La montée en puissance de la Chine bouleverse sous nos yeux et de façon durable le système international. Il n'y a pas d'autre changement plus profond ni de plus essentiel.

Aujourd'hui, la Chine a dépassé le Japon et est devenue la seconde puissance économique après les États-Unis. Le taux de croissance moyen des 30 dernières années a été de 9,5%, celui des exportations de 18%, le revenu par habitant dépasse les 8000$US, sortant du même coup 500 millions de Chinois de l'extrême pauvreté.

La Chine inquiète. Elle a accumulé un trésor estimé à 3200 milliards US, avec lequel elle achète tout se dont elle a besoin: des terres, des mines, des entreprises de haute technologie, des parts de marchés et, on peut le penser, la complaisance des gouvernements (voir le texte de Richard Dupaul dans La Presse du 12 mars).

Les analystes affirment que la période de croissance «à marche forcée» tire à sa fin. Déjà en 2012, la baisse des revenus d'exportations limitera la hausse du PIB à 7,5%. Même avec un taux de croissance réduit, d'ici 20 ans, l'économie devrait dépasser celle des États-Unis et le revenu moyen doublera à 16 000$US, le niveau intermédiaire, celui atteint par le Chili aujourd'hui. Déjà, les autorités chinoises s'inquiètent de voir le pays stagner. Le temps des réformes est-il arrivé?

C'est ce qu'affirme une étude, China 2030, préparée conjointement par la Banque mondiale et le Centre de recherche sur le développement, une institution du gouvernement chinois qui opère à proximité du premier cercle du pouvoir. Le diagnostic est prévisible: il faut faire de la Chine un pays à économie de marché sensible aux besoins de sa population et respectueux de l'environnement et des règles internationales qui régissent le commerce et le système monétaire. C'est la voie du marché vers la prospérité.

À terme, la Chine doit rentrer dans le rang, devenir au plus vite un pays comme les autres, surendetté et à croissance anémique; un partenaire sans histoire, un client pour nos technologies et un fournisseur abordable. Les ficelles néolibérales du rapport sont trop apparentes pour inspirer confiance.

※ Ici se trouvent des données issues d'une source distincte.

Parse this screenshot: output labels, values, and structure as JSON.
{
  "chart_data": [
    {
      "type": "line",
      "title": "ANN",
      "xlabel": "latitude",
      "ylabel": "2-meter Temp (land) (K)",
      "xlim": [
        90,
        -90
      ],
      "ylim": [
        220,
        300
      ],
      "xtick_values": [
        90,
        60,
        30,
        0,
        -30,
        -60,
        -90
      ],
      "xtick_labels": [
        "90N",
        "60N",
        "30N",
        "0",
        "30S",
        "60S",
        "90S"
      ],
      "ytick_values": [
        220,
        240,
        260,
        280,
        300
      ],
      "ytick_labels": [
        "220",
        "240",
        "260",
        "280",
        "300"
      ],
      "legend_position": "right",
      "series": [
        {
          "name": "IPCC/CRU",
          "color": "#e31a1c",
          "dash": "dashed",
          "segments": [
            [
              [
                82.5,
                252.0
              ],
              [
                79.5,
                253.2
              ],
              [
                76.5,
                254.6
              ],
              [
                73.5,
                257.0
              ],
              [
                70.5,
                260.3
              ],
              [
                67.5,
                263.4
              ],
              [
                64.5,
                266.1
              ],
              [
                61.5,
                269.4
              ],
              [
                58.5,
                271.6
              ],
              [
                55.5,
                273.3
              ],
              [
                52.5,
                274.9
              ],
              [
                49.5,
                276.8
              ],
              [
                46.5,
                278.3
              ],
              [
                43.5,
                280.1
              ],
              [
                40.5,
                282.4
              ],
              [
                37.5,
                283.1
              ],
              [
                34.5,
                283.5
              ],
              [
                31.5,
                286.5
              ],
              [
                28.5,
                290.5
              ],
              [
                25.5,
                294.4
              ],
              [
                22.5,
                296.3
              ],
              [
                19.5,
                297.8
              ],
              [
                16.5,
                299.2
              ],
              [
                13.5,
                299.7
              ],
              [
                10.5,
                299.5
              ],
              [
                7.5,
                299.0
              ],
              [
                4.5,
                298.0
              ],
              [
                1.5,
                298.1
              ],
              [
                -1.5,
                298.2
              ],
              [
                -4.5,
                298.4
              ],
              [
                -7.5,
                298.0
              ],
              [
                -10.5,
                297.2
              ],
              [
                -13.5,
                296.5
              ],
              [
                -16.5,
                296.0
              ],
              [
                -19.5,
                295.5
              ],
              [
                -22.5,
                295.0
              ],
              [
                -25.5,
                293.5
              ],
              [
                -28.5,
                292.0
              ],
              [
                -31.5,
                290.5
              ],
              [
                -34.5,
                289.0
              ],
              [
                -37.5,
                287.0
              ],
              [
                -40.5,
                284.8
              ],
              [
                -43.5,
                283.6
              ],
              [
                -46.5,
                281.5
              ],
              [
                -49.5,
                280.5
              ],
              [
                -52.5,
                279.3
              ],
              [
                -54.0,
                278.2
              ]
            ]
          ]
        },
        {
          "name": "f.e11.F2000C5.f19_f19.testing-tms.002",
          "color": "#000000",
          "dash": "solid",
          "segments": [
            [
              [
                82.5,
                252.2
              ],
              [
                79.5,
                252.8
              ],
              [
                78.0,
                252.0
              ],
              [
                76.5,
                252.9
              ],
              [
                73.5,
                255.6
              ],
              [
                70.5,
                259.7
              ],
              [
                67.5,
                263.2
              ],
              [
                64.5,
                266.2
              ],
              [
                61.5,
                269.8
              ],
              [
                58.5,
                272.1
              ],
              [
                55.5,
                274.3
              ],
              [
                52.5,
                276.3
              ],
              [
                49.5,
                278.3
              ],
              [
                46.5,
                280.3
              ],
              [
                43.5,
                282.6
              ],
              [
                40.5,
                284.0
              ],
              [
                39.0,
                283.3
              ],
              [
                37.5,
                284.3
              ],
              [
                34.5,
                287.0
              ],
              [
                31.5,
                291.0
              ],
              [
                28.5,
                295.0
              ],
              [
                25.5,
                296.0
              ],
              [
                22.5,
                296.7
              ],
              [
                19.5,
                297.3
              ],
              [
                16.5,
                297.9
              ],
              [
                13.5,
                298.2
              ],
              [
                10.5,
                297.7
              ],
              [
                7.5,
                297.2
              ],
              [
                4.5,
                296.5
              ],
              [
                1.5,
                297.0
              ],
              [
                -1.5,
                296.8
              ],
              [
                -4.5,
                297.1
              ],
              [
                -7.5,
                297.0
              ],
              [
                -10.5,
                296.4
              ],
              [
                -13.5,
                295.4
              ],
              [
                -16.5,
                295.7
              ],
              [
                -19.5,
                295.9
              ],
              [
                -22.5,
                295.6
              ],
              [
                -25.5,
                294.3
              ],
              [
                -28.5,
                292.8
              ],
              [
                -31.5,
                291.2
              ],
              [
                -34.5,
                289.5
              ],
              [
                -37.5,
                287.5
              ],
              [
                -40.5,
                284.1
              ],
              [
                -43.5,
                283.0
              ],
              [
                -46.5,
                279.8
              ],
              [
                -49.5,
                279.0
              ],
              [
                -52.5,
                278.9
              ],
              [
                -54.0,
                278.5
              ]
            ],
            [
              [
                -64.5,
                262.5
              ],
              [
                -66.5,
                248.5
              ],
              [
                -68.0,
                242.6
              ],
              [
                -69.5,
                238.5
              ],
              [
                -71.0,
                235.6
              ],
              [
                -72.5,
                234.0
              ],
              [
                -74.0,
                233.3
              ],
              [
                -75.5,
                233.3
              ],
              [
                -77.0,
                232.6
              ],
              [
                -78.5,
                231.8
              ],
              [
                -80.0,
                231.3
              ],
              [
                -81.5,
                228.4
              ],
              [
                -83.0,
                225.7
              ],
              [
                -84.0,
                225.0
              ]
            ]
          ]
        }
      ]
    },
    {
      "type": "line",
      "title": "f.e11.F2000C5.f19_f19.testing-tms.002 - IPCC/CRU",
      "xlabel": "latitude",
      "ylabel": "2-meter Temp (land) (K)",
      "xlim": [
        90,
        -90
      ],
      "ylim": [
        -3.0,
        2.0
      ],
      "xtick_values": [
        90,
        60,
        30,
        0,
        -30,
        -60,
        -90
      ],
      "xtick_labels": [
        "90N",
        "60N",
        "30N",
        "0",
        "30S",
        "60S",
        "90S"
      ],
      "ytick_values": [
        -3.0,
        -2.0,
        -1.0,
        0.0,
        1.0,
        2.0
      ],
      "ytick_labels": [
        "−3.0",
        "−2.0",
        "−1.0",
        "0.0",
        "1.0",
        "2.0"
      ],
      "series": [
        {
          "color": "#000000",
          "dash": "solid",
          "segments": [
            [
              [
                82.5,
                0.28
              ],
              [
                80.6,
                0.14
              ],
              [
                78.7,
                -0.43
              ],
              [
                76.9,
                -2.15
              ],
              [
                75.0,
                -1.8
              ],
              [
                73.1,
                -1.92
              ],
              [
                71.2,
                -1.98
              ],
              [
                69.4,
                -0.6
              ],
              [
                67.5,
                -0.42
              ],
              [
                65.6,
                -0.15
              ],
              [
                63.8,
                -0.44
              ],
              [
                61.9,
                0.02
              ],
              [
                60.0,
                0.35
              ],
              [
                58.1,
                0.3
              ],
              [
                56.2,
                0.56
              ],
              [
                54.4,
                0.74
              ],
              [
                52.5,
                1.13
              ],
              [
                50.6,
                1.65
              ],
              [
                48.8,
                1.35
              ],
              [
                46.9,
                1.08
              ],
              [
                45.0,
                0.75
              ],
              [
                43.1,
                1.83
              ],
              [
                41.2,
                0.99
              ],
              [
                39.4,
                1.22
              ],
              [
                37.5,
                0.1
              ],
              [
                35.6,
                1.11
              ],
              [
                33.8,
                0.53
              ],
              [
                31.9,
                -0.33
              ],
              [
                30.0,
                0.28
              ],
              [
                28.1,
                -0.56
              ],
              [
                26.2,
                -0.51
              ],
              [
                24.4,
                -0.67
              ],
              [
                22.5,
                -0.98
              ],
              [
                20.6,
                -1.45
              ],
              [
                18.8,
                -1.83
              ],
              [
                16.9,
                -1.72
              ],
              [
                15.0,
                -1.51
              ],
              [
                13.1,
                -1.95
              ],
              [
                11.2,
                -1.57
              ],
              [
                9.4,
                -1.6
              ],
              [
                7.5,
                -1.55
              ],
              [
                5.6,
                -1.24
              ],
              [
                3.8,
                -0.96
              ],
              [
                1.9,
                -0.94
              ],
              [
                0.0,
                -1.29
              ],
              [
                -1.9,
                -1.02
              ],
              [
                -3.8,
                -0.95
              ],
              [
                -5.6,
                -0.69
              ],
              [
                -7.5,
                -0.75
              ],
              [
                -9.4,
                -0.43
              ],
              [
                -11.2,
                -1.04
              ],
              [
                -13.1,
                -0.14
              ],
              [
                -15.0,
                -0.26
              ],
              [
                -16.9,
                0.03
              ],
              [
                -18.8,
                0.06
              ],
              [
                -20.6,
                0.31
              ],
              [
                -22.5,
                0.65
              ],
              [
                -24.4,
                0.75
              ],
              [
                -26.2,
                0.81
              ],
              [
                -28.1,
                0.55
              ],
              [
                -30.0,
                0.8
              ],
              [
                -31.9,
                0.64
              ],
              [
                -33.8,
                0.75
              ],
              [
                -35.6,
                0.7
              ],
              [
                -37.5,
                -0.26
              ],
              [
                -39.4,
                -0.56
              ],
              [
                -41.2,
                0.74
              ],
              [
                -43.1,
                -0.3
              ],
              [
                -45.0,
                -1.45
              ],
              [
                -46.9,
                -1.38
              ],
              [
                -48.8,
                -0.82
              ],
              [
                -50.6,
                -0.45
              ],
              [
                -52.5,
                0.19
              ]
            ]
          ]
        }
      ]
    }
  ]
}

L'essentiel est ailleurs.

La croissance des dernières décennies n'est pas seulement attribuable à une main-d'oeuvre abondante et bon marché, à l'importation de technologies et à une devise sous-évaluée, mais beaucoup à la capacité du gouvernement chinois d'énoncer des politiques et de les mettre en application sur une longue période. C'est l'avantage du dirigisme, qui associe propriété publique et direction autoritaire.

La formule est connue, elle a sorti le Japon, Singapour et la Corée de la misère. Le capitalisme d'État est aujourd'hui, avec quelques variations, le modèle dominant des pays émergents. Quelle catastrophe pour nos démocraties si la Chine s'y conformait; d'où l'appel orchestré aux réformes.

Même en acceptant la participation des groupes d'intérêts et en tolérant l'émergence d'une société civile, le gouvernement chinois possède une réserve d'autorité et les moyens de coercition pour imposer une politique industrielle et donc orienter durablement les investissements. C'est l'avantage chinois. Ce n'est pas un modèle, c'est la réalité de la concurrence à laquelle nous faisons face, avec son lot de favoritisme, de gaspillage, de corruption et de népotisme. Plus la Chine accroît la productivité de ses industries, plus elle nous force à devenir compétitifs.

Le contraste est frappant. Nos démocraties subissent le «piège de la gouvernance», celui des gouvernements paralysés par les groupes d'intérêts qui réclament le plus d'inaction possible. Un seul mot d'ordre: «Bloquons!»